Eines der wenigen Hilfswerke, die noch in Afghanistan arbeiten, ist Unicef. Das Kinderhilfswerk der Vereinten Nationen bezeichnet Afghanistan als einen der gefährlichsten Orte für Kinder. Was das konkret bedeutet, beschreibt Bettina Junker von Unicef Schweiz. Sie hat das Land kürzlich besucht.
SRF News: Wie geht es den Kindern in Afghanistan?

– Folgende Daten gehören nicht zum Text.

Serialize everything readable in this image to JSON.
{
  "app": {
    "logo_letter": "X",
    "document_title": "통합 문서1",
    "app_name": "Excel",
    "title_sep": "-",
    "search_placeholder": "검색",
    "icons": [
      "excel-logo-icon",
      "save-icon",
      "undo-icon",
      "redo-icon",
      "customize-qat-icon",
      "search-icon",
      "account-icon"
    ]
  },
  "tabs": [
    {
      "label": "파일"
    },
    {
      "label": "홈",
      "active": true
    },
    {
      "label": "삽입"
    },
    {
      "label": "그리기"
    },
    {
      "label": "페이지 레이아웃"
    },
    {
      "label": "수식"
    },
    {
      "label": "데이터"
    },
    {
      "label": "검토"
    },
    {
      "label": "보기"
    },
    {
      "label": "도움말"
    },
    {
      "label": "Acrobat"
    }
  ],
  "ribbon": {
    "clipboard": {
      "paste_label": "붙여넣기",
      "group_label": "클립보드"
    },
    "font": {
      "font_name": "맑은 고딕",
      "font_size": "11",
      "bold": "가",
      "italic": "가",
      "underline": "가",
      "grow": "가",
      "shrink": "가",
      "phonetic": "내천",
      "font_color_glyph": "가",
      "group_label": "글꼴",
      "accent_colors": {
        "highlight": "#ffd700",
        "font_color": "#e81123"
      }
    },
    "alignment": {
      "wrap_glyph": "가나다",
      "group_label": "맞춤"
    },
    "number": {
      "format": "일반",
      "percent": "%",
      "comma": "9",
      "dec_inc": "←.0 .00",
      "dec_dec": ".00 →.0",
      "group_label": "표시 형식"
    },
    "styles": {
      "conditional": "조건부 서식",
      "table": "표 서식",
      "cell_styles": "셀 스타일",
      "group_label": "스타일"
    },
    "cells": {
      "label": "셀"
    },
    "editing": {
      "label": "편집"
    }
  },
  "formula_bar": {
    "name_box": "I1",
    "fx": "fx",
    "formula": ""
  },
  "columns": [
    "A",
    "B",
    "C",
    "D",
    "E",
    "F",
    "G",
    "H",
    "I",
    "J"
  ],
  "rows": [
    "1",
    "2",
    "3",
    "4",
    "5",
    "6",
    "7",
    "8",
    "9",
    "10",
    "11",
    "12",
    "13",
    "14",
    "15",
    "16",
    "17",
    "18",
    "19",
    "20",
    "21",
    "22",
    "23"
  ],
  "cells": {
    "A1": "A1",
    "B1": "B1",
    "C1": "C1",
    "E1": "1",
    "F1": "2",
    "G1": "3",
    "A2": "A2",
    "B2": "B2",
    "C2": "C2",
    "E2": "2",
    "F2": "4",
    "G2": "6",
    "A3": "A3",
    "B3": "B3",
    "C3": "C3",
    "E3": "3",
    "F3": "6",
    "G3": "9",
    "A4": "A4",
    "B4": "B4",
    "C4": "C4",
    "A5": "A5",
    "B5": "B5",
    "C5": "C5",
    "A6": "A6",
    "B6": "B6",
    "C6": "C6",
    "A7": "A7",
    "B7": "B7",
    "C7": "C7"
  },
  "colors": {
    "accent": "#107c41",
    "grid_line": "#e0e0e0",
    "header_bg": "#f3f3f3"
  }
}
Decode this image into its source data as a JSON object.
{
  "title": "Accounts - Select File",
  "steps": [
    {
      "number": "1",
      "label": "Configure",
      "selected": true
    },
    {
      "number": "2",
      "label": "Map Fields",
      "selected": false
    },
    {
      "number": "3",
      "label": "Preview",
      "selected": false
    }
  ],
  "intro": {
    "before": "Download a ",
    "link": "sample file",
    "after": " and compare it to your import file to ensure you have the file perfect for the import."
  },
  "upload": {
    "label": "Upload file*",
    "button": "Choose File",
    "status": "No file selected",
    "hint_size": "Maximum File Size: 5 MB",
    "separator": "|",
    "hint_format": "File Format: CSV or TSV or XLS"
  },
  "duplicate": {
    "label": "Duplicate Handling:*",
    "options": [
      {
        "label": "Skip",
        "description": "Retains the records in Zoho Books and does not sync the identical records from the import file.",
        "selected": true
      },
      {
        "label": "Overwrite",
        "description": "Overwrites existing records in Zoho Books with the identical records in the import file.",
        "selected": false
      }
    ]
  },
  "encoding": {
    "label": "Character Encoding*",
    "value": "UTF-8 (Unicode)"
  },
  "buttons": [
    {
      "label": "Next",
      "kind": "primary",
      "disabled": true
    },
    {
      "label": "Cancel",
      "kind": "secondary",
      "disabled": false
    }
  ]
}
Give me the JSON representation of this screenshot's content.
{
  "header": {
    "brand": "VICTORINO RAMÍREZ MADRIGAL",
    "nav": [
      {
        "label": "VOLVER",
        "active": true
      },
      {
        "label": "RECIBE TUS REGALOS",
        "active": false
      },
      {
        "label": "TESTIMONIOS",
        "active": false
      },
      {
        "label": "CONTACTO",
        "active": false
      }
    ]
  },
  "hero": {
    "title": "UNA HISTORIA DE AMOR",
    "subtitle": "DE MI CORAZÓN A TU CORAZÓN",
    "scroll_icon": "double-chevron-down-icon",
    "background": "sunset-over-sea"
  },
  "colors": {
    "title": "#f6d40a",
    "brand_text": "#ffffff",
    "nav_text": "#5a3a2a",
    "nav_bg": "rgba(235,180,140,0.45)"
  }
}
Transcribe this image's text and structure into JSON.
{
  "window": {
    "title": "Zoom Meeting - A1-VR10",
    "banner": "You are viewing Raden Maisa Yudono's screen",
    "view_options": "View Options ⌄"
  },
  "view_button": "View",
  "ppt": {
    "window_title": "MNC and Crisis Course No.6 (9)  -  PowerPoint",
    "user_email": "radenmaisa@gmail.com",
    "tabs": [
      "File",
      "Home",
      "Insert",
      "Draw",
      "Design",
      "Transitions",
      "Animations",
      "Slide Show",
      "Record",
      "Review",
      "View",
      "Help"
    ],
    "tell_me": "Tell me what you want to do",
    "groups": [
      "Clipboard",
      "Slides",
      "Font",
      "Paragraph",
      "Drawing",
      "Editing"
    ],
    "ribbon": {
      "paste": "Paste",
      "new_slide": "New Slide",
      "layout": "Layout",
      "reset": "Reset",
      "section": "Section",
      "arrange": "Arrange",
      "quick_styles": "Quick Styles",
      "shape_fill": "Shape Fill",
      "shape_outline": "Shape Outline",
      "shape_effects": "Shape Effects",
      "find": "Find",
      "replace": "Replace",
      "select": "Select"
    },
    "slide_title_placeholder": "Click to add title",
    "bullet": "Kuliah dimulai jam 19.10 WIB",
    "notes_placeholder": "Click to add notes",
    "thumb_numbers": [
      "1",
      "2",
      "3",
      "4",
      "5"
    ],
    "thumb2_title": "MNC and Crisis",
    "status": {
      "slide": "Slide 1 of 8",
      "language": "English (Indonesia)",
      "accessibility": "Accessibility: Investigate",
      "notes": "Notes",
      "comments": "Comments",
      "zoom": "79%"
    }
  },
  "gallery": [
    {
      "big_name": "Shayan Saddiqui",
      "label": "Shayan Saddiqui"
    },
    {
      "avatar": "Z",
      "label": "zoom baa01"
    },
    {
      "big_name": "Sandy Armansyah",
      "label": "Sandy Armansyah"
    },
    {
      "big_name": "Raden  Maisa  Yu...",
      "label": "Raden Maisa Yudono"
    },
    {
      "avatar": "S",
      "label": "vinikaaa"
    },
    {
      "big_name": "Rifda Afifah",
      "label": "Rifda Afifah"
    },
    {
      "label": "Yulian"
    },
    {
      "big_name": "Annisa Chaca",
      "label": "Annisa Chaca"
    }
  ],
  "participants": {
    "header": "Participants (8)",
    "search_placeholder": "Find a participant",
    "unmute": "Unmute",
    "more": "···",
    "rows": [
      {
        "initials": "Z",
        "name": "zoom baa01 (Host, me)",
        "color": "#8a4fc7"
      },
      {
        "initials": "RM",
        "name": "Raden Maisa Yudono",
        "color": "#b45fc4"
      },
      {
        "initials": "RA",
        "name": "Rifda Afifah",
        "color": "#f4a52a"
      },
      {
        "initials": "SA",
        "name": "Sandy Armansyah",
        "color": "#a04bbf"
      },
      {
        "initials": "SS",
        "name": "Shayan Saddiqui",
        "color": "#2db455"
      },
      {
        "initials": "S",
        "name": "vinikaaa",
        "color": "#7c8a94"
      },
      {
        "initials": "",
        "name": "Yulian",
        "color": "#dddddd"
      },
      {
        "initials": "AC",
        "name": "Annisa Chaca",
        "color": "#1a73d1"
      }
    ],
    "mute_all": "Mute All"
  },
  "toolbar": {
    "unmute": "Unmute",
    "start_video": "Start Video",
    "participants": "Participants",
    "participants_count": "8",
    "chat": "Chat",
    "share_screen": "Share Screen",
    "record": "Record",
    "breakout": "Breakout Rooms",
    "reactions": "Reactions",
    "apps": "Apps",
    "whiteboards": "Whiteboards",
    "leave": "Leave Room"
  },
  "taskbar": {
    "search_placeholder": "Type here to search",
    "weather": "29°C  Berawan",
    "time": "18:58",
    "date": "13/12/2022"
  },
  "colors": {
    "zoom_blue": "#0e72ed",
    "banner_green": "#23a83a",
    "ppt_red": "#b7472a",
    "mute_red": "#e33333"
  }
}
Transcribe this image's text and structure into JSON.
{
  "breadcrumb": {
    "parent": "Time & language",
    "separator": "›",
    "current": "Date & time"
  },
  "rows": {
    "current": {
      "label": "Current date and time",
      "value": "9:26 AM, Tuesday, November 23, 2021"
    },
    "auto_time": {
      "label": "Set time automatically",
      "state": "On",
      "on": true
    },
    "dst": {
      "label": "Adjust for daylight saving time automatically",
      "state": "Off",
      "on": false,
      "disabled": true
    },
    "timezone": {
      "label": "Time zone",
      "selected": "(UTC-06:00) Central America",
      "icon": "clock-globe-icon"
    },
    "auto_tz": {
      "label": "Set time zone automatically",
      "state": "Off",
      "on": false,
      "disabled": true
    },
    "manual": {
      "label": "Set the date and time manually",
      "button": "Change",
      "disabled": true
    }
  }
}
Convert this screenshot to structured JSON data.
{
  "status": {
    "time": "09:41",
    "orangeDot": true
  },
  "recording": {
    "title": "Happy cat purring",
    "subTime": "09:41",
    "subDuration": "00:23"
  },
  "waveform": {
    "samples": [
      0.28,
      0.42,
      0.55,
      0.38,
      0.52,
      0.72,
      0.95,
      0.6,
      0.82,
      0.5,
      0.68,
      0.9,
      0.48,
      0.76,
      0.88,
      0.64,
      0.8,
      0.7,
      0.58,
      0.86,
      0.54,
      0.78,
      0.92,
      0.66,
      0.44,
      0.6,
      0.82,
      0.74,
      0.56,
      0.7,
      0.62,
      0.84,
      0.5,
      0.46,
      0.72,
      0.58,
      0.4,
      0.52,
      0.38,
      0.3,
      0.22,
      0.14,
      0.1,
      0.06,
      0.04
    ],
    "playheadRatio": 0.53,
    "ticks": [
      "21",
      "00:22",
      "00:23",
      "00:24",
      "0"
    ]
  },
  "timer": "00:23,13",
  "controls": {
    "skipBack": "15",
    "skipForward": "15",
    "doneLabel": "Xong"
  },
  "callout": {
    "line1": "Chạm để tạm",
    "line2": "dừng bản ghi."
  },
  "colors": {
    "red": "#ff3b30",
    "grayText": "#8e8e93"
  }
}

Bettina Junker: Es geht ihnen nicht gut – trotz den vielen lachenden Kindern, die man in den Strassen sieht. Von 43 Millionen Afghanen sind die Hälfte Kinder. Und wiederum die Hälfte, also ungefähr zwölf Millionen, benötigen dringend humanitäre Hilfe. Dreieinhalb Millionen Kinder unter fünf Jahren leiden akut an Mangelernährung.
Vielen Kindern geht es nicht gut, weil sie überhaupt keine Perspektive haben.
Die Kindersterblichkeit ist eine der höchsten weltweit. Das ist das, was man sieht. Was man nicht sieht, ist, dass es vielen Kindern nicht gut geht, weil sie überhaupt keine Perspektive haben. Vor allem die Mädchen nicht. Sie dürfen nur bis zum Alter von zwölf Jahren in die Schule. Alle weiterführende Bildung und Berufsbildung ist ihnen verwehrt. Sie haben keine Möglichkeit, sich zu entwickeln, etwas zu lernen.
Wie steht es denn generell um die Schulbildung?
Mädchen dürfen nur bis zur sechsten Klasse in die Schule. Grundsätzlich ist aber sowieso nur die Hälfte aller Kinder im Grundschulalter eingeschult. Afghanistan ist ein Land mit 10’000 Tälern und extrem ländlich. Vielerorts bleibt den Kindern einfach keine Zeit, um zur Schule zu gehen. Aktuell sind 2.2 Millionen Mädchen über zwölf Jahren von jeglicher Bildung ausgeschlossen.
Die Armut wird so an die nächste Generation weitergegeben.
Viele von ihnen werden früh, im Alter von 14 oder 15 Jahren, verheiratet. Und so werden sie auch die Armut an die nächste Generation weitergeben. Der Verlust von Zukunftsperspektiven hat einen sehr starken negativen Impact auf die psychische Befindlichkeit dieser jungen Frauen. Afghanistan geht auf eine Zukunft zu, in der die Hälfte der Bevölkerung ungebildet sein wird und die sich nicht an der ökonomischen Entwicklung des Landes wird beteiligen werden können.
Was kann da Unicef tun, um die Situation der Kinder zu verbessern?
In der Tat sind die Bedingungen sehr schwierig. Afghanistan ist auch eines der Länder, die am stärksten vom Klimawandel betroffen sind. Es gibt Überschwemmungen und andere Naturkatastrophen. Das macht die Menschen nochmals ärmer und bedürftiger. Wirtschaftlich ist die Lage desolat, es gibt keine Investitionen aus dem Ausland, keine Entwicklung. Auch ist es wegen der vielen sehr entlegenen Regionen schwierig die Menschen überhaupt zu erreichen.
Wir haben drei Millionen Mädchen auf der Sekundarstufe erreicht. Das ist nicht nichts.
Aber Unicef ist seit 75 Jahren in Afghanistan, und wir sind im laufenden Dialog mit den Taliban, damit wir Zugang zu den Menschen haben, die Hilfe benötigen. Das bedeutet aber nicht, dass wir das De facto Regime der Taliban anerkennen. Wir haben in den Gemeinden und in kleinen Dörfern viele Angebote aufgebaut. Dort arbeiten wir häufig mit Frauen zusammen, die von früher noch einen Grundstock an Bildung haben. Sie unterrichten dann Primar- und manchmal sogar Sekundärklassen, auch mit Mädchen. Zudem gibt es digitale Angebote übers Internet, Fernsehen oder Radio. Bereits haben wir so drei Millionen Mädchen auf der Sekundarstufe erreicht. Das ist nicht nichts.